Autosomal Recessive PKD (ARPKD)
Previously referred to as infantile PKD; symptoms usually present in infancy or even before birth.
Genetic Basis:
Involves mutations on both copies of the PKD1 gene that codes for fibrocystin.
Mechanism:
Similar to ADPKD, but cyst formation can lead to renal failure before birth.
Fetal Complications:
Oligohydramnios (low amniotic fluid) can lead to Potter sequence, causing developmental abnormalities (e.g., club feet, flattened nose) and pulmonary hypoplasia (underdeveloped lungs).
Diagnosis:
Detected via prenatal ultrasound showing large kidneys with cysts and oligohydramnios.

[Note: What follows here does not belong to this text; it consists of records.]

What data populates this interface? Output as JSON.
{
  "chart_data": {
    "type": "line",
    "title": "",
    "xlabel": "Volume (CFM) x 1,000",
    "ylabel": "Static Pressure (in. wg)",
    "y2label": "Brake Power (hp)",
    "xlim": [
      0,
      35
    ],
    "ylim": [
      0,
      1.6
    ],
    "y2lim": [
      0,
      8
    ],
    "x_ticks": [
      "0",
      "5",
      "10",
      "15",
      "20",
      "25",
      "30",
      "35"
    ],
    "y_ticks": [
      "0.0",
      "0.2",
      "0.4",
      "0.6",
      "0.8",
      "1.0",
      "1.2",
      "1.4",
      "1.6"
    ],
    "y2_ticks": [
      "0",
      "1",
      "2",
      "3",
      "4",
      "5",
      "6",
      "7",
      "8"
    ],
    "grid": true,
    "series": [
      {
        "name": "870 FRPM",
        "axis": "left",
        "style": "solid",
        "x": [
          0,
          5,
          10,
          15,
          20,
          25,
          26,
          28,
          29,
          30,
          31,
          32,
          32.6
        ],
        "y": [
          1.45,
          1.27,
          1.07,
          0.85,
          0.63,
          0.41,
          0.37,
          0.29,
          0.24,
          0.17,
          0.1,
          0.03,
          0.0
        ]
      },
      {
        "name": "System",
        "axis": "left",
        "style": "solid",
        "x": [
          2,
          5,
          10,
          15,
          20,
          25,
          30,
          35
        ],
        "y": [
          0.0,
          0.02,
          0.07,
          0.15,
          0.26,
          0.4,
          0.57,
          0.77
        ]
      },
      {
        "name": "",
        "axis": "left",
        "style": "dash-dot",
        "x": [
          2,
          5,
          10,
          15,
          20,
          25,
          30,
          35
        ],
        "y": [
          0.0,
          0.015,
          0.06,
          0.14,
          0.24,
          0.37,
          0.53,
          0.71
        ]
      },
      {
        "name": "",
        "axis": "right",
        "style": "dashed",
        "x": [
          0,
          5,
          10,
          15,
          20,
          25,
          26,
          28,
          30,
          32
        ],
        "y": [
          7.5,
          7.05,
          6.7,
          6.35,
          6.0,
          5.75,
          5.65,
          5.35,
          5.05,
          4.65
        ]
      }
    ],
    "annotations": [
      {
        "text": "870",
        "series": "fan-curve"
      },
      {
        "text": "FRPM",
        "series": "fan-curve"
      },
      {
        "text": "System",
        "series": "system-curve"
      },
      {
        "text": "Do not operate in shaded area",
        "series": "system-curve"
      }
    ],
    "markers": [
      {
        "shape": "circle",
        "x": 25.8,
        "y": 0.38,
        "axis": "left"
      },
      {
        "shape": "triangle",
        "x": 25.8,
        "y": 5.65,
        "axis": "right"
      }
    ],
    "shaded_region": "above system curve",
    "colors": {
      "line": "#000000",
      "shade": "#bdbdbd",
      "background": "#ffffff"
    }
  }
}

Congenital hepatic fibrosis may lead to portal hypertension, causing complications like esophageal varices and splenomegaly.
Treatment
Focused on managing specific symptoms and organ dysfunction:
Hypertension:
ACE inhibitors or Angiotensin receptor blockers to counteract the renin-angiotensin-aldosterone system.
Cysts:
Ursodeoxycholic acid (ursodiol) may slow cholesterol absorption.
Kidney Failure:
Dialysis or kidney transplant may be necessary.
Portal Hypertension:
Consider a portacaval shunt or liver transplant.
Summary
PKD is a genetic disorder characterized by cyst formation in the kidneys, leading to enlargement and failure.
Two main types: ADPKD (manifests in adulthood) and ARPKD (manifests in infancy).
Understanding and managing this disease is crucial for current and future clinicians.